Depp und seine damalige Frau Vanessa Paradis verbringen neun Tage lang am Krankenbett ihrer Tochter – und spenden später aus Dankbarkeit gegenüber der Institution und deren Personal eine Million Pfund an das GOSH. Der Star der Fluch der Karibik-Filmreihe sucht das Krankenhaus in voller Captain-Jack-Sparrow-Kostümierung auf, die extra aus Los Angeles eingeflogen wird, und besucht die jungen Patienten, liest ihnen Geschichten vor und sammelt Spenden für das GOSH.
Ein Vermächtnis der Innovation: Richardsons Einfluss auf die moderne Kinderheilkunde
Richardson ist die rare Spezies eines wahren Visionärs. Er spielt eine führende Rolle in einer Vielzahl erfolgreicher Projekte auf dem allgemeinen Gebiet der Gesundheitsversorgung für Kinder. Nachdem er vier Marathons gelaufen ist, um Spenden für Mobilitätshilfen für Kinder zu sammeln, hilft er bei der Gründung der Wohltätigkeitsorganisation Whizz Kidz. Diese wird zum größten Anbieter von Mobilitätshilfen für behinderte Kinder außerhalb des NHS und stellt mehr als 10.000 Kindern und Jugendlichen Rollstühle zur Verfügung.

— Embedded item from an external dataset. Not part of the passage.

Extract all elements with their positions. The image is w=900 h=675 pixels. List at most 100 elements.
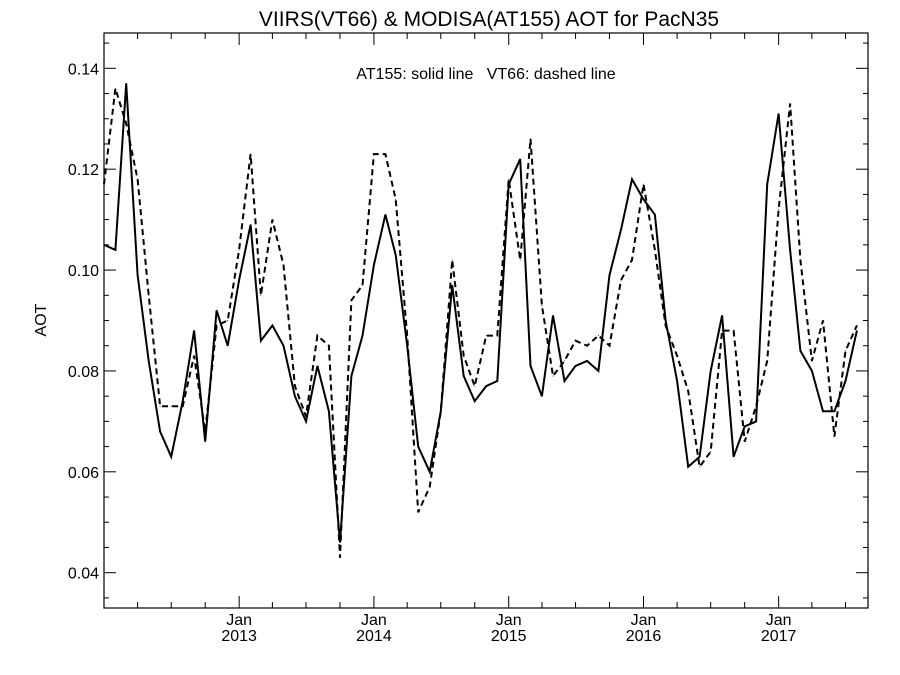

Sein Interesse an den psychologischen Problemen mancher seiner Patienten und deren Familien führt in Zusammenarbeit mit dem Kinder- und Jugendpsychiater Arnon Bentovim im Jahr 2000 zur Gründung der Child and Family Practice (TCFP), einer privaten Klinik in London.
TCFP bietet Untersuchungen durch ein multidisziplinäres Team an, was in vielen Fällen zu einer schnellen Diagnose von überlappenden Grunderkrankungen führt. Dazu gehören Autismus, Angststörungen und Depressionen, Geschlechtsdysphorie und Essstörungen. Seine guten Kontakte zum GOSH, eine Zusammenarbeit mit der US-Botschaft in London und Verbindungen zu mehreren Public Schools (Privatschulen in der kontradiktorischen britischen Nomenklatur) ermöglichen es ihm, das beängstigende Projekt einer erfolgreichen Klinikgründung zu stemmen.
Richardsons Ansatz ist, immer aktiv zuzuhören und von seinen Patienten und deren Familien zu lernen. Er ist einer von wenigen Kliniker zu dieser Zeit, die den Einfluss von alltäglichen Herausforderungen auf das Wohlbefinden von neurodivergenten Personen, speziell von Mädchen im Teenager-Alter, erkennen. Richardson geht mit seinen Patienten sehr einfühlsam um und anerkennt schulischen Stress und andere soziale Probleme, die diese oft unterdiagnostizierte und missverstandene Gruppe betreffen.
Charismatisch und mit einem natürlichen Charme ausgestattet, pflegt Richardson einen großen Kreis einflussreicher Freunde und nutzt dieses Netzwerk geschickt für seine humanistischen und medizinischen Projekte. Seinen Freund Desmond Tutu, Nelson Mandelas klerikalen Partner im Kampf gegen die Apartheit in Südafrika, gewinnt Richardson als Botschafter für globale E-Health-Initiativen. Unter anderem unterstützt Tutu ein Projekt, bei dem vollständig ausgestattete, in Schiffscontainern untergebrachte mobile Primärversorgungseinheiten in entlegenen Gebieten Afrikas zur Verfügung gestellt werden.
Richardsons vielfältige Tätigkeiten auf dem Gebiet der Gesundheitsversorgung werden im Laufe der Jahre mit Fellowships des Royal College of Physicians und des Royal College of Paediatrics and Child Health wie von der Royal Society of Medicine und der Royal Society of Tropical Medicine and Hygiene gewürdigt.
2017 wird bei ihm Morbus Parkinson diagnostiziert. Am 11. November 2024 stirbt Richard James Richardson, FRCP, FRCPCH, FRSM, FRSTMH, an Lewy-Körper-Demenz infolge von Parkinson. Er hinterlässt seine Ehefrau, zwei Söhne und drei Enkelkinder.